When it comes to hand protection, however, motor officers are more fickle. Outright protection isn’t as big of a priority as the ability to work a trigger.
“It’s important to keep our hands free,” Sprengel says. “Instead of trying to pull off a typical motorcycle glove, these deerskin gloves shake off easily. So, safetywise, it’s better for us, yet still gives a little protection. It’s hard to get your finger in the trigger wall with most gloves that include hard knuckle protection.
“Of course, we’ll practice at the range that way, but it’s better to shoot without gloves,” he adds.
Turner and I ride in staggered formation as we patrol the south side of town. It’s everything I can do to keep pace with my partner, even at the speed limit on a moderately busy thoroughfare.

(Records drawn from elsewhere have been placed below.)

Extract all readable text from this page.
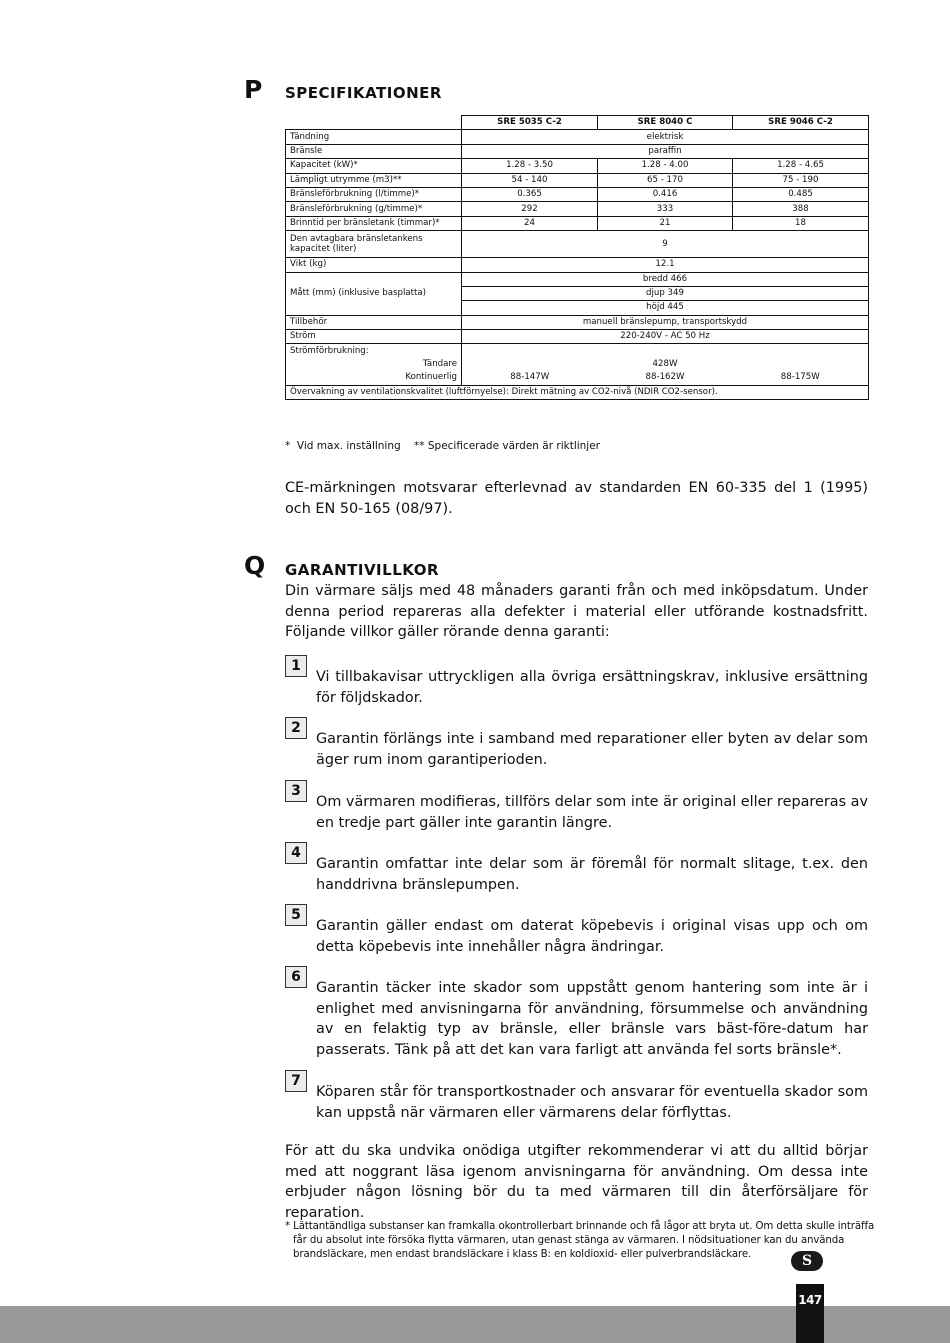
P SPECIFIKATIONER
	SRE 5035 C-2	SRE 8040 C	SRE 9046 C-2
Tändning	elektrisk		
Bränsle	paraffin		
Kapacitet (kW)*	1.28 - 3.50	1.28 - 4.00	1.28 - 4.65
Lämpligt utrymme (m3)**	54 - 140	65 - 170	75 - 190
Bränsleförbrukning (l/timme)*	0.365	0.416	0.485
Bränsleförbrukning (g/timme)*	292	333	388
Brinntid per bränsletank (timmar)*	24	21	18
Den avtagbara bränsletankens kapacitet (liter)	9		
Vikt (kg)	12.1		
Mått (mm) (inklusive basplatta)	bredd 466		
	djup 349		
	höjd 445		
Tillbehör	manuell bränslepump, transportskydd		
Ström	220-240V - AC 50 Hz		
Strömförbrukning:			
Tändare	428W		
Kontinuerlig	88-147W	88-162W	88-175W
Övervakning av ventilationskvalitet (luftförnyelse): Direkt mätning av CO2-nivå (NDIR CO2-sensor).			
*  Vid max. inställning    ** Specificerade värden är riktlinjer
CE-märkningen motsvarar efterlevnad av standarden EN 60-335 del 1 (1995) och EN 50-165 (08/97).
Q GARANTIVILLKOR
Din värmare säljs med 48 månaders garanti från och med inköpsdatum. Under denna period repareras alla defekter i material eller utförande kostnadsfritt. Följande villkor gäller rörande denna garanti:
1
Vi tillbakavisar uttryckligen alla övriga ersättningskrav, inklusive ersättning för följdskador.
2
Garantin förlängs inte i samband med reparationer eller byten av delar som äger rum inom garantiperioden.
3
Om värmaren modifieras, tillförs delar som inte är original eller repareras av en tredje part gäller inte garantin längre.
4
Garantin omfattar inte delar som är föremål för normalt slitage, t.ex. den handdrivna bränslepumpen.
5
Garantin gäller endast om daterat köpebevis i original visas upp och om detta köpebevis inte innehåller några ändringar.
6
Garantin täcker inte skador som uppstått genom hantering som inte är i enlighet med anvisningarna för användning, försummelse och användning av en felaktig typ av bränsle, eller bränsle vars bäst-före-datum har passerats. Tänk på att det kan vara farligt att använda fel sorts bränsle*.
7
Köparen står för transportkostnader och ansvarar för eventuella skador som kan uppstå när värmaren eller värmarens delar förflyttas.
För att du ska undvika onödiga utgifter rekommenderar vi att du alltid börjar med att noggrant läsa igenom anvisningarna för användning. Om dessa inte erbjuder någon lösning bör du ta med värmaren till din återförsäljare för reparation.
* Lättantändliga substanser kan framkalla okontrollerbart brinnande och få lågor att bryta ut. Om detta skulle inträffa får du absolut inte försöka flytta värmaren, utan genast stänga av värmaren. I nödsituationer kan du använda brandsläckare, men endast brandsläckare i klass B: en koldioxid- eller pulverbrandsläckare.	S
147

“I think I got my first dirt bike in ’83 or ’84. I started racing Ascot, but I sucked at it,” Turner laughs. “I quit for a while when my parents stopped paying for it. Later on, I got back into it. I was about to get hired here, but I destroyed this finger (he waves his all-important trigger finger). Finally, my doctor said, ‘Aren’t you trying to get hired as a cop? You need to stop racing.’ ”
Despite doctor’s orders, Turner returned to racing after joining the department in the fall of ’93.
“I started again after I got hired,” he says with excitement. “But it’s just goofing off for fun now. The last race I did was a couple of years ago at the Lake Elsinore Grand Prix.”
Out of nowhere, he fires up the lights and sirens, and we pull in behind a small beat-up pickup truck, the bed sagging with tools and equipment. As we approach the vehicle from the driver’s side, I ask what the driver did. “He ran a red light,” Turner replies. I never saw it.
The driver owns up to it, citing the heavy load as the reason why he didn’t slam on the brakes. Turner lets him off with a warning.
“It’s an expensive ticket,” he grins afterward.
The rest of the day is a blur of citations and fender benders, drivers either not paying attention or purposefully trying to skirt the rules of the road. Finally, Turner navigates us to Redondo Dog Park, where he aims his Africa Twin at the sidewalk.
The afternoon sun lights up the grass as we cruise through, saying hello to local dog owners who are either taking a late lunch or skipping out early from work.
“Believe it or not, a lot of cars are broken into during the day here,” he says.
His eyes scan the area as we do a quick lap through the top and bottom parking lots. The coast is clear, so we head back toward the station, rounding out an eight-hour day in the saddle.
“It’s something I’ve just always wanted to do ever since I was a kid,” sums up the sarge when we’re back at the station. “There’s ups and downs to it, but it’s a good profession. The community engagement, the camaraderie, the friendships you make, and the opportunity to do different things, it just makes for an incredible time,” he says.
“If you’re going to work hard and put yourself out there, on the line, you’ve got to enjoy what you’re doing. We’re pretty lucky.”